Aber auch die EU muss sich jetzt überlegen was „ihr“ Beitrag zu dem negativen Votum war. Auch wenn man mit Recht davon ausgehen kann, dass der heute auch in den USA tonangebende Populismus – siehe Donald Trump – nicht so sehr mit der EU als solches zu tun hat, kann es nicht ein „weiter so“ geben. Die BürgerInnen sahen eine vielfach zerstrittene und ineffiziente EU. Es gab viel zu viel Streit innerhalb der Europäischen Union und zu wenig Lösungen für wichtige Probleme. Und das liegt vor allem am den Regierungsvertretern, also am Rat.

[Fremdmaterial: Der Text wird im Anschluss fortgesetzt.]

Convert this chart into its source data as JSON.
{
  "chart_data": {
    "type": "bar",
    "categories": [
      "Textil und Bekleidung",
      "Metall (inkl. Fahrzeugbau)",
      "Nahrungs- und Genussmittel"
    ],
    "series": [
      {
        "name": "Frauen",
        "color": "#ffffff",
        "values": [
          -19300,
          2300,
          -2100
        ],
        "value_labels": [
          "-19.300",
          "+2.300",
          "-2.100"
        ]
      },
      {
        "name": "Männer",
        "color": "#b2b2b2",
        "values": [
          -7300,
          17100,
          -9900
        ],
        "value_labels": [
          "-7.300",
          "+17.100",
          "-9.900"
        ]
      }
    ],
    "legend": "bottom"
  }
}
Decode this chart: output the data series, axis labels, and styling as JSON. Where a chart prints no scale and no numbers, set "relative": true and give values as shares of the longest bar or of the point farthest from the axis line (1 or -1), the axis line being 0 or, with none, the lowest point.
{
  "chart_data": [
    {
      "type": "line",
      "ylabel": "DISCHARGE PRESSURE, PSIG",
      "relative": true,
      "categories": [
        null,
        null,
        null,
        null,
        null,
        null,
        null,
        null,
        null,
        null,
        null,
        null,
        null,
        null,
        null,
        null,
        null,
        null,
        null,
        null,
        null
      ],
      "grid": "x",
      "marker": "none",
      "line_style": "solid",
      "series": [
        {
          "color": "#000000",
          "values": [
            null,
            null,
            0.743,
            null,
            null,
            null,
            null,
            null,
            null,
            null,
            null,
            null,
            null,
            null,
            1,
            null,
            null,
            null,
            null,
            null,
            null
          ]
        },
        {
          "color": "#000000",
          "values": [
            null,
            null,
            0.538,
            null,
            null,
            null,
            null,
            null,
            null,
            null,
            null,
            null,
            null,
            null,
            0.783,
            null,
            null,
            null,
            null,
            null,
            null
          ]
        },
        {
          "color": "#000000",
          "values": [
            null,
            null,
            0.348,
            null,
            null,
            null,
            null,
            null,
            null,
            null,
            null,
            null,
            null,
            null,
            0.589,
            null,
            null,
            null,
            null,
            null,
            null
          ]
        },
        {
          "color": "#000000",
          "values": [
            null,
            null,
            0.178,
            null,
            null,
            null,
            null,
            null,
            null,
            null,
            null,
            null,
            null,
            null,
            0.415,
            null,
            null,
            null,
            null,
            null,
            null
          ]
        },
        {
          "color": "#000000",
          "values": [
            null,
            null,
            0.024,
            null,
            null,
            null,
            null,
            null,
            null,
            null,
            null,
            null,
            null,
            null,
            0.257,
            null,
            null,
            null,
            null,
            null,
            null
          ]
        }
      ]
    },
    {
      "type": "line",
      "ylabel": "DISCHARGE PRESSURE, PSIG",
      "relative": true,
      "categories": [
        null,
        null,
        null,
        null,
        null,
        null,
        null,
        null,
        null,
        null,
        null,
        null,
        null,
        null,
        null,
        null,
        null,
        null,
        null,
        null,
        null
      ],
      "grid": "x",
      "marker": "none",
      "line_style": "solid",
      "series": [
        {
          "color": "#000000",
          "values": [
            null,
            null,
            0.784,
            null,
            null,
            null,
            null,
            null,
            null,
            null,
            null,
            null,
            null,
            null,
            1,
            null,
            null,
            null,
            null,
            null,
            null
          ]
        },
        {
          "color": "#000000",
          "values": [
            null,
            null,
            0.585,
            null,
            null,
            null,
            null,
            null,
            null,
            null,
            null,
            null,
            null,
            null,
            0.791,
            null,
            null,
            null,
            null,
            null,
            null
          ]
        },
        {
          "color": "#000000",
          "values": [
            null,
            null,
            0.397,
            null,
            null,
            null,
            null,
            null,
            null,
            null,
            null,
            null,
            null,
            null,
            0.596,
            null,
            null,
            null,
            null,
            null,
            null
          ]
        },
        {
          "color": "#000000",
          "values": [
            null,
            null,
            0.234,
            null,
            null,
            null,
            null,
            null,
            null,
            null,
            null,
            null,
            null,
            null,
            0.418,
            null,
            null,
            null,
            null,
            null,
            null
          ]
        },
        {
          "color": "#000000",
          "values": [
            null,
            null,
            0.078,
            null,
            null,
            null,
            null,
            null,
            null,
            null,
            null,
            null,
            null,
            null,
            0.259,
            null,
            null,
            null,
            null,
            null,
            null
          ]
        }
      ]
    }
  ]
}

Es gelang nicht die Arbeitslosigkeit zu überwinden und mehr für die Beschäftigung zu tun. Zu lange haben wir die wachsende Verteilungsungerechtigkeit akzeptiert und für das Flüchtlingsproblem konnten keine gesamteuropäischen Lösungen gefunden werden. Und es war überdies ein Kardinalfehler nur mit Großbritannien einige Korrekturen für die EU zu verhandeln und nicht eine generelle Reform anzustreben. Da hätte man Zeit gewonnen und hätte eine grundsätzliche Debatte mit der Bevölkerung organisieren können, um auch entsprechende Reformen vorzubereiten und auch durchzuführen, bevor man zu einem oder mehreren Referenden gekommen wäre.

Populismus is en vogue

Aber man soll sich auch keine Illusionen machen. Die geringsten Ursachen für die generelle Skepsis gegenüber der EU und ähnliche Eliten befinden sich in der EU als solches. Wir befinden wir uns in einer Situation, in der viele Probleme entstanden oder zumindest sichtbar sind, die nicht so einfach zu lösen sind, wie das von den Menschen erwartet wird. Jedenfalls nicht kurzfristig und zur Zufriedenheit aller. Die Konfrontation mit all den Problemen und Entwicklungen auf dieser Welt mittels der Medien schafft Ängste und den Wunsch nach raschen, einfachen und schmerzfreien Lösungen.

Für viele, vor allem in reichen aber wachstumsschwachen Ländern, also in Europa, entsteht ein „Bild“ der Welt wo die Probleme die Lösungen übersteigen und die Politik kapituliert. Sie kapituliert vor den wachsenden Giganten wie China und deren Billigimporten, sie kapituliert vor den Flüchtlingen und den Wirtschaftsmigrantinnen, vor dem Einfluss angeblich europafremder und aggressiver Religionen wie dem Islam etc. Und da kann dann nur der Nationalstaat helfen, an dem man sich gewöhnt hat und wo man glaubt, durch ihn die „alten“ Verhältnisse wieder herstellen zu können.

Und je mehr die Menschen das „multikulturelle“ Zusammenleben nicht wirklich erleben bzw. nicht Vorteile daraus ziehen, drücken sie ihre Angst und ihr Unbehagen in Wahlen und bei Referenden aus. Man hat auch beim Brexit Referendum gesehen, dass die jüngeren und die in größeren – multikulturellen – Städten lebenden Menschen den Brexit ablehnen, zum Unterschied von denen in den ländlichen Regionen und in alten Industriezonen lebenden und zum Teil arbeitslosen Menschen.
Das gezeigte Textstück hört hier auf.